これが「難民としてどこかの国から正式に認定されているわけじゃないけど、事実上、難民になってる人」の数なんですが・・・すごい数ですよね。


難民発生国としては人口(約 2300万人)の半分、1000万人もが難民化しているシリアと、長年の紛争が続くアフガニスタンといった中東の難民が多いんですが、

ソマリアやスーダンなど政情不安が続くアフリカの国、そしてアジアでは、つい最近まで軍事政権下にあったミャンマーなどからも難民が生まれています。


この 6500万人の難民、いったいどこにいるのか。

ニュースでは陸地を延々歩いてドイツやイギリスを目指す姿や、船でギリシャを目指す難民についてよく報道されてますが、

当然ながらそんな遠い外国までたどり着ける人は少数派で、難民の多くは自分の国の中で戦闘を避けて避難していたり、隣国の難民キャンプで自国の内戦が収まるのを待っています。


そりゃそーですよね。
日本だって東京で内戦が起こったら、まずはみんな関西や東北など、日本の中で他のエリアに避難するだろうし、

もしも陸続きの国があるなら、国境をちょっと越えたあたりで内戦終結を待ちたいはず。


というわけでシリアに近いトルコ、レバノン、ヨルダンなどには 100万人以上の難民が流れ込んでおり、それらの国の負担は半端じゃないレベルになっています。
→ シリア難民に関するヨルダン国王インタビュー(BBC)


そんな中、日本は世界から「難民に冷たい国」もしくは「無関心な国」と思われてるわけですが、
なんでそういう印象を持たれているのか、というのが、今日のブログタイトルです。

理由はふたつ。

1.あまりに難民の受け入れ数が少ない

2014年に難民として認定されたのはたったの 11名。認定率(=認定数÷処理件数(審査結果の出た件数))は 0.2%。

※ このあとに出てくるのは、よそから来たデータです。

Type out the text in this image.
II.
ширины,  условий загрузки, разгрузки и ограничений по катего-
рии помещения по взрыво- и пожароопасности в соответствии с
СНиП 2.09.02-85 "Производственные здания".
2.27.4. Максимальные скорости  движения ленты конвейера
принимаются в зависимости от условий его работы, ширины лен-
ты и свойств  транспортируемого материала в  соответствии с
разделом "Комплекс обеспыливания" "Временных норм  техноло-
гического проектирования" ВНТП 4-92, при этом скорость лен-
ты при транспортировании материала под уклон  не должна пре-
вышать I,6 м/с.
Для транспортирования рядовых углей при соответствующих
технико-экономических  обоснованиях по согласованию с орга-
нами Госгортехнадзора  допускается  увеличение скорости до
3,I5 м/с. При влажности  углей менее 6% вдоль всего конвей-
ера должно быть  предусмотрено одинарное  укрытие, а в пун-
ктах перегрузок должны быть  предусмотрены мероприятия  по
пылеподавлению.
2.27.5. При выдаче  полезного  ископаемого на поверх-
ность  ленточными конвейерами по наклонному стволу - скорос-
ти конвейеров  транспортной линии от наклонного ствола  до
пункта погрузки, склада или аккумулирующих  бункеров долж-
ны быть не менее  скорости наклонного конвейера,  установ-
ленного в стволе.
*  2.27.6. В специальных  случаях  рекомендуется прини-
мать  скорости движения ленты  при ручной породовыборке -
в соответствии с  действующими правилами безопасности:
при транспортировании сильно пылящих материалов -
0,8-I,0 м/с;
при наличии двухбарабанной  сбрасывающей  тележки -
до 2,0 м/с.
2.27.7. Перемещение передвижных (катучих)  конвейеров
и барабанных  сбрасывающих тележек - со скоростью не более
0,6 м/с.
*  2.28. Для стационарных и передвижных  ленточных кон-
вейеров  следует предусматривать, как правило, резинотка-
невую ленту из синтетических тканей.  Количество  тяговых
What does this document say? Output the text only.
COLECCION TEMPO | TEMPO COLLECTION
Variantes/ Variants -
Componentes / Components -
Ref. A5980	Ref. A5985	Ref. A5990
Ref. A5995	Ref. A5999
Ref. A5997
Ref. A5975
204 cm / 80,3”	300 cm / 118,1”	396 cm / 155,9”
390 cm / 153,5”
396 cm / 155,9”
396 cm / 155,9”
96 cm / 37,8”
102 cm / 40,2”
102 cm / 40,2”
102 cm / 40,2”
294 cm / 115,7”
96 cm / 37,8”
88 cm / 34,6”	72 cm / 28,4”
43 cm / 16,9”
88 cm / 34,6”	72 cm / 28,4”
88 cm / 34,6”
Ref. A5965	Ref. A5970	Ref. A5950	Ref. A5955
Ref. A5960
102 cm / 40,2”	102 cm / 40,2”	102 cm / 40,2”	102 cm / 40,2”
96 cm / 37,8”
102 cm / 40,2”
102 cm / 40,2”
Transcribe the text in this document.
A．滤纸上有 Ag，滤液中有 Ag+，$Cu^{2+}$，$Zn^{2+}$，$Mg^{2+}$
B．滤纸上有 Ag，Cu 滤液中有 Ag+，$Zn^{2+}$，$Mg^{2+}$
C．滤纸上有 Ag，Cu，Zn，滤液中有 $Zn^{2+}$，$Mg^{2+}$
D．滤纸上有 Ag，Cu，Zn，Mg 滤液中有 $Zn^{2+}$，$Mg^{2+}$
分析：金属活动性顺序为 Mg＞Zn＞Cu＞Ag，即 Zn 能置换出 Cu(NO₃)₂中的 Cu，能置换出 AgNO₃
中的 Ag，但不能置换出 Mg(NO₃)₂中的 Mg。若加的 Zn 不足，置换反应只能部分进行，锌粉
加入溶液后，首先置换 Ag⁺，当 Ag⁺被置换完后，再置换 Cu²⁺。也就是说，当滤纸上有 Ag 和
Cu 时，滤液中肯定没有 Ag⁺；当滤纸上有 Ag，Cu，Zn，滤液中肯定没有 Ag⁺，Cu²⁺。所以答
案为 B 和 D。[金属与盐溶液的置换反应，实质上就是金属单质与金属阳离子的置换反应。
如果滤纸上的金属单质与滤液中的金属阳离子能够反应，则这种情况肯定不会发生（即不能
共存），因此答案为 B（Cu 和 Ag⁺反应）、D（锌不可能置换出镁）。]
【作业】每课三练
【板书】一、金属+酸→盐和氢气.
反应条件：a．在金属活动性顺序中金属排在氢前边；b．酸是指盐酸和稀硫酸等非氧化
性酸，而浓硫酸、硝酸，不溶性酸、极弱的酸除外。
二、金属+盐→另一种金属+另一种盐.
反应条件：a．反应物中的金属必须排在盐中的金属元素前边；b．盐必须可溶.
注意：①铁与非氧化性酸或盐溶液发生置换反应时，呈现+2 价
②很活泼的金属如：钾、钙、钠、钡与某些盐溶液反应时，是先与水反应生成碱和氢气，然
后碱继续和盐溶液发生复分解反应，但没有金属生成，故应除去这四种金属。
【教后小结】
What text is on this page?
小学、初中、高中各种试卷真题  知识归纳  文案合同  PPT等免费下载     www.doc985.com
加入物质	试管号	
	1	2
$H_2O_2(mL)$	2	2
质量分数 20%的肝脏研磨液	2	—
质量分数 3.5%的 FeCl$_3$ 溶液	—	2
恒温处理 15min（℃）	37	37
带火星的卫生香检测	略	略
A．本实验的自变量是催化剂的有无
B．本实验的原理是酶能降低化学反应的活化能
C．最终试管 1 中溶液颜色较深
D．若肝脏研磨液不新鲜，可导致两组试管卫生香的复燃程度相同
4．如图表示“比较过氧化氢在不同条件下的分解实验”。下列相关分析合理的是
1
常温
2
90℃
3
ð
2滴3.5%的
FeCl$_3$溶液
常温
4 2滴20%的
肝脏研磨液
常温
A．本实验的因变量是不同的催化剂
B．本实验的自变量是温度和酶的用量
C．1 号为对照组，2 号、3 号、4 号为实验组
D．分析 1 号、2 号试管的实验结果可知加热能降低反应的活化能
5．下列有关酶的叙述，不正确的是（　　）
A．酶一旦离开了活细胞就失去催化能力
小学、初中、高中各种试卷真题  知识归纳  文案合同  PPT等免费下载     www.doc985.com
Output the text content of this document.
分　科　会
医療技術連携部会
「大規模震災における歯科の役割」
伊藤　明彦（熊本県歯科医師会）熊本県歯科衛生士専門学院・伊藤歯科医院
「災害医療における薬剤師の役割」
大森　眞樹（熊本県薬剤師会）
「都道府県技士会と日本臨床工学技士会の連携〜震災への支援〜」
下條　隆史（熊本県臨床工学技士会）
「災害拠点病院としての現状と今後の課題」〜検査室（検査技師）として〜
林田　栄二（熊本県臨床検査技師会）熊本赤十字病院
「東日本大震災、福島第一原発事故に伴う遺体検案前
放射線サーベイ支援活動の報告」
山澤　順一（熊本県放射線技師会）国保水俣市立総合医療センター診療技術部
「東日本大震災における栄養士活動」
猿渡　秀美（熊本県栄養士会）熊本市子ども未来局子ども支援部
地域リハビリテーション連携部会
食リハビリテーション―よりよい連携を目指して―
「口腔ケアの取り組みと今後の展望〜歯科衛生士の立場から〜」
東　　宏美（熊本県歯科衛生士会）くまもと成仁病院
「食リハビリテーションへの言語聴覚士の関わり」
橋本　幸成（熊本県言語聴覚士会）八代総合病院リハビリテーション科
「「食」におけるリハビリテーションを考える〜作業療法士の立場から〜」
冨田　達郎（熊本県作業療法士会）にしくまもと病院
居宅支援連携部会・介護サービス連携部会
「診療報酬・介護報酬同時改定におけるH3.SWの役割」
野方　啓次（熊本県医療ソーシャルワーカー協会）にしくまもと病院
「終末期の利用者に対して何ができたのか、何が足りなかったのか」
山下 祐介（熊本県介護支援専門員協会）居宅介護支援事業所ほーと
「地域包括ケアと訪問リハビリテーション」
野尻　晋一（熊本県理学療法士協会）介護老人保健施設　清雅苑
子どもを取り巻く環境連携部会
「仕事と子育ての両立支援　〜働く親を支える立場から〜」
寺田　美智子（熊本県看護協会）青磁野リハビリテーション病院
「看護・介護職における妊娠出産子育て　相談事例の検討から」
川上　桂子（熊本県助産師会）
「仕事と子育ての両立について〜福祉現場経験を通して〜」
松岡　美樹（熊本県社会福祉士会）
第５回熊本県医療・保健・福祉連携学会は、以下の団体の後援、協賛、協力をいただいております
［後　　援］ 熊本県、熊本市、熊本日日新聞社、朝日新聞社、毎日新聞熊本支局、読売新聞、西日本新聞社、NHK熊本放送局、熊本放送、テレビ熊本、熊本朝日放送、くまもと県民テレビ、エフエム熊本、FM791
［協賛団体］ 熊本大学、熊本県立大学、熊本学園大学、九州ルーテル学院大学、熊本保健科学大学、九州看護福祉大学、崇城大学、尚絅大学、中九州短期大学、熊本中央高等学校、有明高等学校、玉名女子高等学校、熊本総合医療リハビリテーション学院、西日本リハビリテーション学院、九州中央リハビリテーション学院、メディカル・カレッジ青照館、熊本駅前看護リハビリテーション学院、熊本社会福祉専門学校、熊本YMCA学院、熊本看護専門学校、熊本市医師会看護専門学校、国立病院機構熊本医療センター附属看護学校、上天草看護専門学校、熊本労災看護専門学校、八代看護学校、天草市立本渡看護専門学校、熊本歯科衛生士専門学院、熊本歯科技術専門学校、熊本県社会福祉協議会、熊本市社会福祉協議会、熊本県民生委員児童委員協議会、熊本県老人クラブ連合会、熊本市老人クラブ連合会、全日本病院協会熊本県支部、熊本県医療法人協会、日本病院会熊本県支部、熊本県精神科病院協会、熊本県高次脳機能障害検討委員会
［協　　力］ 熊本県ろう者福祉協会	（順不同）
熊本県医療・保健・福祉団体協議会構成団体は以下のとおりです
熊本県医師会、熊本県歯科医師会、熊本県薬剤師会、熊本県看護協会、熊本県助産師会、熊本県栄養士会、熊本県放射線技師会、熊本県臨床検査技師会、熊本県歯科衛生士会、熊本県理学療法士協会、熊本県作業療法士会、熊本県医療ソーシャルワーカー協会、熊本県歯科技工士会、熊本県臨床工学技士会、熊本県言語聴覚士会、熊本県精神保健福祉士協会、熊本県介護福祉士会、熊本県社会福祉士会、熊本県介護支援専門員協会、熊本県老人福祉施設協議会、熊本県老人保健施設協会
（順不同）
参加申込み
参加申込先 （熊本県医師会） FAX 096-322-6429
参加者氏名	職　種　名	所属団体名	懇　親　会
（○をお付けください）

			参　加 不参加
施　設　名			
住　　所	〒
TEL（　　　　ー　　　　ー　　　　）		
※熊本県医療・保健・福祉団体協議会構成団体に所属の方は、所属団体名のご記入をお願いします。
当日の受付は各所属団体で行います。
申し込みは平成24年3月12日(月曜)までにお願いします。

少なすぎると国際批判を浴びて(日本としてはかなり頑張った)昨年 2015年でさえ 27名の認定で同 0.6%。

これは、認定率が 5割を超える米国やカナダ、3割を超えるイギリスやドイツ、1割を超えるフランス、イタリア、オーストラリア、さらには、5%を超える韓国に比べても、あまりに低い。(各国の認定率はすべて 2014年)

認定人数も“万人”単位の他国と比べるとケタが 3つも少ない。

これが「日本って難民に冷たいよね」と思われる一番の理由! 
と言ってもいいんですが、実はそれより深刻な問題はこっち(↓)なんじゃないかとも思えます。

2.総理大臣でさえ、難民と移民と外国人労働者の違いがわかってない

2015年の 9月、安倍首相は国連総会に出席し、ニューヨークで記者会見を開きました。その際、海外のジャーナリストから

「日本は他の国と同じように難民を受け入れる可能性があるか?」と問われ、

「難民問題は世界全体で取り組んでいかないといけない大事な課題」
「難民を生みだす土壌の改善について、日本は貢献したい」
という(まったく質問の答えになってない)逃げ腰なコメントに加え、

「人口問題としては、日本は移民を受け入れるより前に、女性の活躍であり高齢者の活躍であり出生率を上げていくなど、まだまだ打つ手がある」と回答したんです。


これはつまり
・日本の人道意識や人権問題への取り組みについて質問された首相が、
・国内の「労働力不足問題」について回答したってことで、、、


当然のことながら海外メディアからは批判が続出。特に英国の大手新聞ガーディアン紙の記事は辛辣なものでした。

Japan says it must look after its own before allowing in Syrian refugees

↑ちょっとクリックしてみてね。この写真にこの論調ってのはすごいインパクトですよ。これを見たイギリス始め欧米諸国の人たちは、「日本ってこんな国だったのね・・・」と驚いたはず。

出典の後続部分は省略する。